Violent video games, the sharing of indecent images on mobile phones, and other types of digital communications, are harming young people’s mental health, MPs warned on Wednesday…*yawns* Not this again? Yet another panic about new technology.
It seems one comes along almost as frequently as iTunes updates…
Sarah Wollaston, chair of the committee, who was a GP for 24 years before becoming a Tory MP in 2010, said: “In the past if you were being bullied it might just be in the classroom. Now it follows [you] way beyond the walk home from school. It is there all the time…Well, it is for those who can’t switch the damned things off, yes.
Might such people not already have some issues before we even begin to look at bullying?
… Voluntary bodies have not suggested stopping young people using the internet. But for some young people it’s clearly a new source of stress.”So you’ll step in where those voluntary bodies (quite sensibly) fear to tread, won’t you? Maybe not now, maybe not for a while, but soon.

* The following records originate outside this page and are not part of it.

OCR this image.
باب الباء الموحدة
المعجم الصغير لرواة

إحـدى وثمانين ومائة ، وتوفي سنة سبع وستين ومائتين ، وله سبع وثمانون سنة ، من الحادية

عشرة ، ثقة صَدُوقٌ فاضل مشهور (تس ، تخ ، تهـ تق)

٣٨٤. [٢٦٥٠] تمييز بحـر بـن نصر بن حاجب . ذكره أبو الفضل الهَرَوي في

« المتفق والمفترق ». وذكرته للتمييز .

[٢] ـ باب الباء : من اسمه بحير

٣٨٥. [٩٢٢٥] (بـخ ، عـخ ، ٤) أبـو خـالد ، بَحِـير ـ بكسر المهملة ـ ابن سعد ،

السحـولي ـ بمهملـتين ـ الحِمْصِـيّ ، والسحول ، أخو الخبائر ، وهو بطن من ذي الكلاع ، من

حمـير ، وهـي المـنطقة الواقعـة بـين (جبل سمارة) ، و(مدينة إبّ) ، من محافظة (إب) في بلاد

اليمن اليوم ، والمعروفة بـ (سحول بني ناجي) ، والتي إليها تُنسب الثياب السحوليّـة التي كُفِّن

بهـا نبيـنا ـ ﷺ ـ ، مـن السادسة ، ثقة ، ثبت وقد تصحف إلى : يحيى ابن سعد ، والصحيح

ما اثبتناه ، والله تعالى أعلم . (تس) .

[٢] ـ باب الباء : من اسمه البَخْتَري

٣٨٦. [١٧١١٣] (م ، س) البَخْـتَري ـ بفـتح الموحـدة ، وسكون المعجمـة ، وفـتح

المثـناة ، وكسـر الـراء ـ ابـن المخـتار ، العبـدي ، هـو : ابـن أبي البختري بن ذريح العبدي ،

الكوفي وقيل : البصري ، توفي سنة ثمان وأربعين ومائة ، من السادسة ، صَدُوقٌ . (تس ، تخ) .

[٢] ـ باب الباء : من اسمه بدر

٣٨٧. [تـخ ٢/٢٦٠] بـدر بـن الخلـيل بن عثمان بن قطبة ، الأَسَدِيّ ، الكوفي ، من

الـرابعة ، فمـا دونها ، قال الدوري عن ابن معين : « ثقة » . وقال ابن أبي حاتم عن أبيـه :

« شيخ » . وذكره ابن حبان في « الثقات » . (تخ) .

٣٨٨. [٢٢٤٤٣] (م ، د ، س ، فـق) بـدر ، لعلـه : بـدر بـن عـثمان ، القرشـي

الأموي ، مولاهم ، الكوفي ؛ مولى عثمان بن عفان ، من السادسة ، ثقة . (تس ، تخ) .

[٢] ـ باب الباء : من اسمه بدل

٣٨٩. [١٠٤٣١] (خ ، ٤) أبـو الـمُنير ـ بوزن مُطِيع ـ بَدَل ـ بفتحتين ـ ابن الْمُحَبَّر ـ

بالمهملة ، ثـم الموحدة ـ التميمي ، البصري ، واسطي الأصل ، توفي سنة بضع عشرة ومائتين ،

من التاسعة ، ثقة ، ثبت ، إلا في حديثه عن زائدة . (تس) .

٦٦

You won’t be able to help yourselves.
Lucie Russell, director of campaigns and media at the charity Young Minds, said: “The 24/7 online world has the potential to massively increase young people’s stress levels and multiplies the opportunities for them to connect with others in similar distress. Websites like Tumblr, where there has been recent media focus on self-harm blogs, must do all they can to limit triggering content and that which encourages self-harming behaviour.”What is ‘triggering content’, Lucie? Can you define it sufficiently that businesses have a hope in hell of complying (assuming they want to play the game)? I bet you can’t, because the concept itself is ridiculous, and shifts the onus onto the speaker/writer to have to avoid something that might make a total stranger ‘uncomfortable’.